Cessò l’esistenza degli empori prussiani di importanza internazionale a Truso, nella regione della bassa Vistola, a Wiskianty, in Sambia e a Grobin, nel territorio della tribù dei Curi. La sconfitta della missione di s. Adalberto tra i Prussi, conclusasi nel 997 con la sua uccisione, divenne nei secoli successivi causa del conflitto militare. L’introduzione dell’Ordine Teutonico nel 1226 diede inizio alla conquista dei Prussi e in seguito degli Iatvinghi, conclusasi alla fine del XIII secolo.
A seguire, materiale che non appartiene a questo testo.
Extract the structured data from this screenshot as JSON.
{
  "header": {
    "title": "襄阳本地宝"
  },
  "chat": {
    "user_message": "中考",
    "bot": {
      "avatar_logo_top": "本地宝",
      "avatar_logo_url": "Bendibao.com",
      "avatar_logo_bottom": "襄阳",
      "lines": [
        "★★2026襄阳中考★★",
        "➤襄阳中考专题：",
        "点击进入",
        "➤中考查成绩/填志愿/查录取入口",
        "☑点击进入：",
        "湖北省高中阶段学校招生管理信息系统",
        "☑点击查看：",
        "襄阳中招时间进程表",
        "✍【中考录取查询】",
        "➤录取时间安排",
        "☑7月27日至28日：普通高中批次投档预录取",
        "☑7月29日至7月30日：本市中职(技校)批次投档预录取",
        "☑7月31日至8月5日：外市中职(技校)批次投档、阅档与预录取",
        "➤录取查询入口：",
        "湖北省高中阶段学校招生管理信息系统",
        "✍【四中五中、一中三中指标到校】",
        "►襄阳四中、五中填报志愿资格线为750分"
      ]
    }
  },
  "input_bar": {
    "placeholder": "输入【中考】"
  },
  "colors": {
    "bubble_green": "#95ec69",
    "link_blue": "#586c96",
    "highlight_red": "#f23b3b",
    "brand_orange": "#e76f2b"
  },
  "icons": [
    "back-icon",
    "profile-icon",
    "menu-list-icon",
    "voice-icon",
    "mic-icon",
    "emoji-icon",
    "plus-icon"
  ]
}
I progressi della feudalizzazione portarono alla nascita dello Stato lituano, unito alla metà del XIII secolo e fondato sull’agricoltura, sull’allevamento e sull’artigianato. L’espansione delle attività commerciali facilitò la creazione del sistema monetario, basato sul modello russo. Lo sviluppo del feudalesimo, coronato dalla nascita della monarchia lituana, permise di evitare il pericolo della colonizzazione tedesca da parte dell’Ordine Teutonico dal territorio della Prussia e dell’Ordine Livonio dei Cavalieri Portaspada, stabilitisi alla fine del XII secolo alla foce della Dvina. La vittoria dei Lituani sull’Ordine Livonio nel 1236 garantì la protezione, ma non impedì lo sterminio e in seguito la germanizzazione dei Curi, dei Lettoni e dei Livi finnici, popoli residenti lungo il litorale baltico.